Did you know that Japan bombed Oregon during World War II? I didn’t either. Sometimes the most inconsequential episodes in larger stories can turn out to be the most moving, and so it is with THIRTY MINUTES OVER OREGON: A Japanese Pilot’s World War II Story (Clarion, 32 pp., $17.99; ages 6 to 9), by Marc Tyler Nobleman, illustrated by Melissa Iwai. After Pearl Harbor, apparently, the Japanese military believed a successful attack on the United States mainland would be effective propaganda, so in 1942 a bombing raid was planned to start a fire in the Oregon woods that would “rage into nearby towns and cities.” Iwai’s fine renderings of the unsuspecting townspeople of Brookings, Ore., are matched by her depictions of the bomber, which was launched from a Japanese submarine deck by slingshot. Fortunately, the plan failed, but the story goes someplace completely unexpected when, years later, the boosterish citizens of Brookings track down the pilot, Nobuo Fujita, to invite him to a Memorial Day ceremony. He is welcomed warmly — and even teased about his poor fire-setting skills — and friendships made that day continue to grow for another generation and beyond, until his story becomes a thought-provoking meditation on the power of forgiveness, of others and oneself.

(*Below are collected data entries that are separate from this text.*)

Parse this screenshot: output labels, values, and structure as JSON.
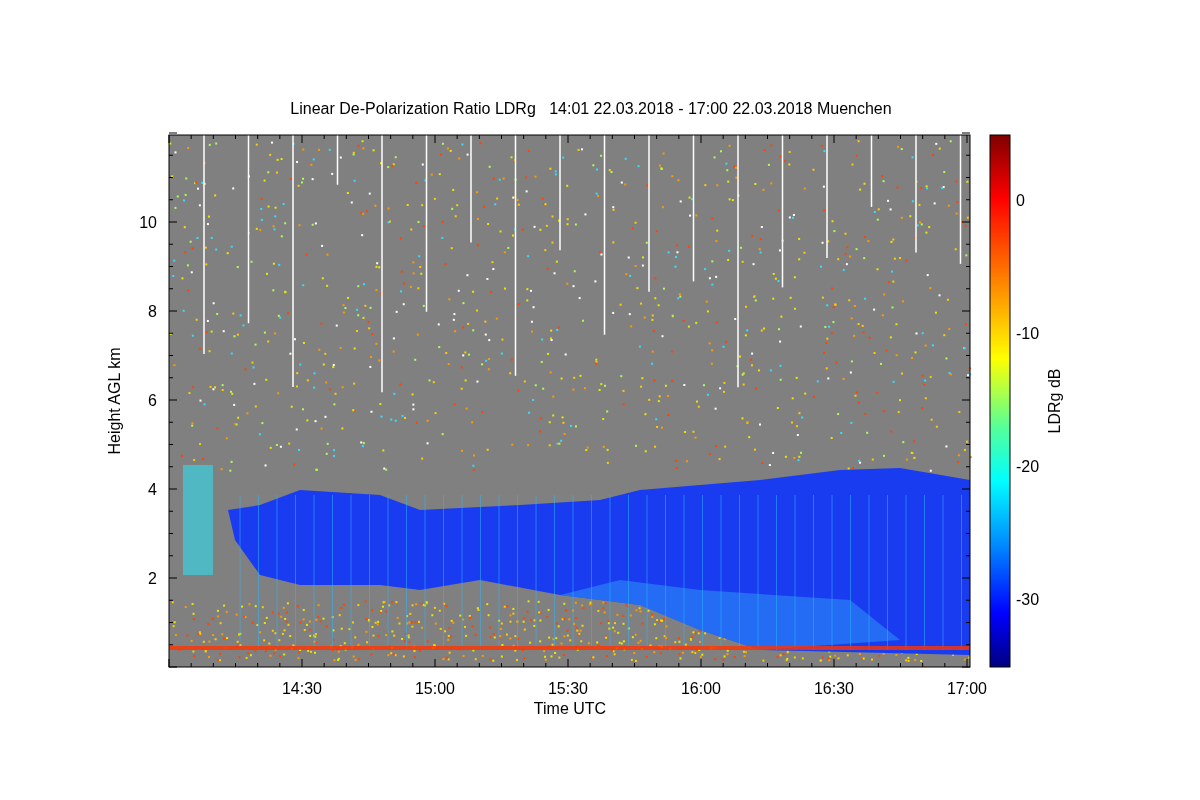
{
  "plot": {
    "title": "Linear De-Polarization Ratio LDRg   14:01 22.03.2018 - 17:00 22.03.2018 Muenchen",
    "xlabel": "Time UTC",
    "ylabel": "Height AGL km",
    "xticks": [
      "14:30",
      "15:00",
      "15:30",
      "16:00",
      "16:30",
      "17:00"
    ],
    "yticks": [
      "10",
      "8",
      "6",
      "4",
      "2"
    ]
  },
  "colorbar": {
    "label": "LDRg dB",
    "ticks": [
      "0",
      "-10",
      "-20",
      "-30"
    ]
  }
}
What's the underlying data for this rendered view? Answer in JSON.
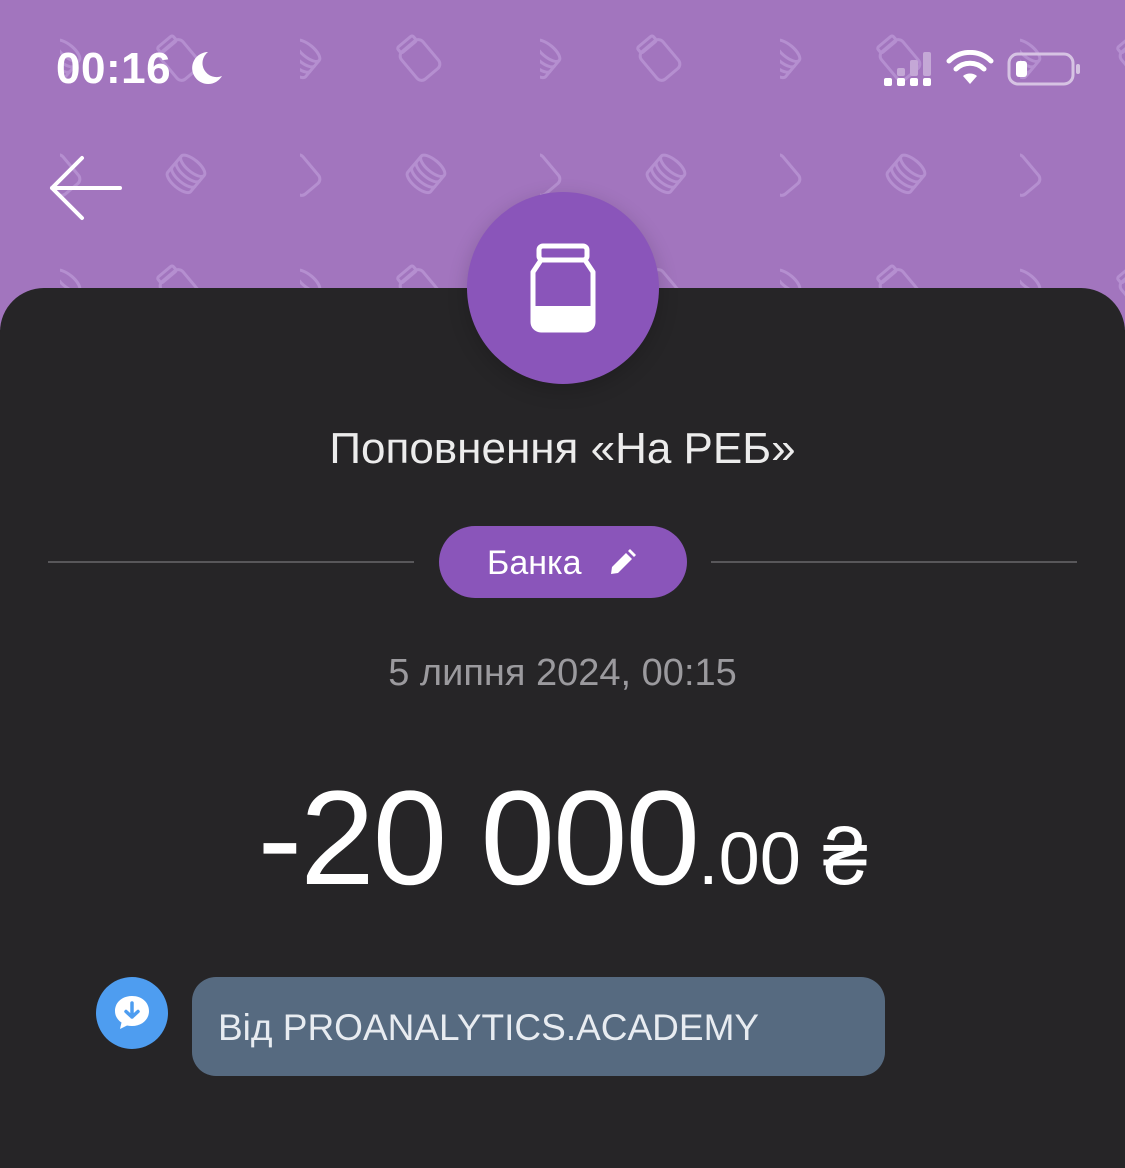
{
  "status_bar": {
    "time": "00:16"
  },
  "transaction": {
    "title": "Поповнення «На РЕБ»",
    "category": "Банка",
    "datetime": "5 липня 2024, 00:15",
    "amount_main": "-20 000",
    "amount_cents": ".00",
    "currency": "₴",
    "comment": "Від PROANALYTICS.ACADEMY"
  },
  "colors": {
    "header": "#a275be",
    "accent": "#8a55ba",
    "card_background": "#262527",
    "comment_bubble": "#566a80",
    "comment_icon": "#4e9df0"
  },
  "icons": {
    "back": "arrow-left-icon",
    "avatar": "jar-icon",
    "category": "pencil-icon",
    "comment": "message-download-icon"
  }
}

From “Thirty Minutes Over Oregon.”
From “Thirty Minutes Over Oregon.”

The “girls who code” movement should probably get some extra credit for the trend in fine books about women who made history in science and math. NOTHING STOPPED SOPHIE: The Story of Unshakable Mathematician Sophie Germain (Little, Brown, 32 pp., $17.99; ages 4 to 8), written by Cheryl Bardoe and illustrated by Barbara McClintock, tells the story of a young woman who made her mark in the lofty academies of Paris after the French Revolution. With trouble in the streets, Sophie was often forced to stay inside for her safety, and she fell in love with the study of mathematics. She would even sneak out of bed to work on problems while everyone was asleep. Her parents’ response? To take away her candles! Yet she didn’t give up, and in 1816, after years of work, she won a grand prize from the Royal Academy of Sciences for solving an “impossible” problem: how to predict patterns of vibration, a real-life challenge to designers of buildings and bridges. Barbara McClintock’s illustrations in markers, gouache and collage show Sophie moving through life in a bright swirl of numbers, floating like thought balloons all around her.

Refreshingly, Sophie Germain’s story not only reminds us of the importance of perseverance, it recalls a time when discoveries were often made by hard-working amateurs — for the fun of it.

Julie Just, a former children’s books editor at the Book Review, is an editor at The New York Review of Books.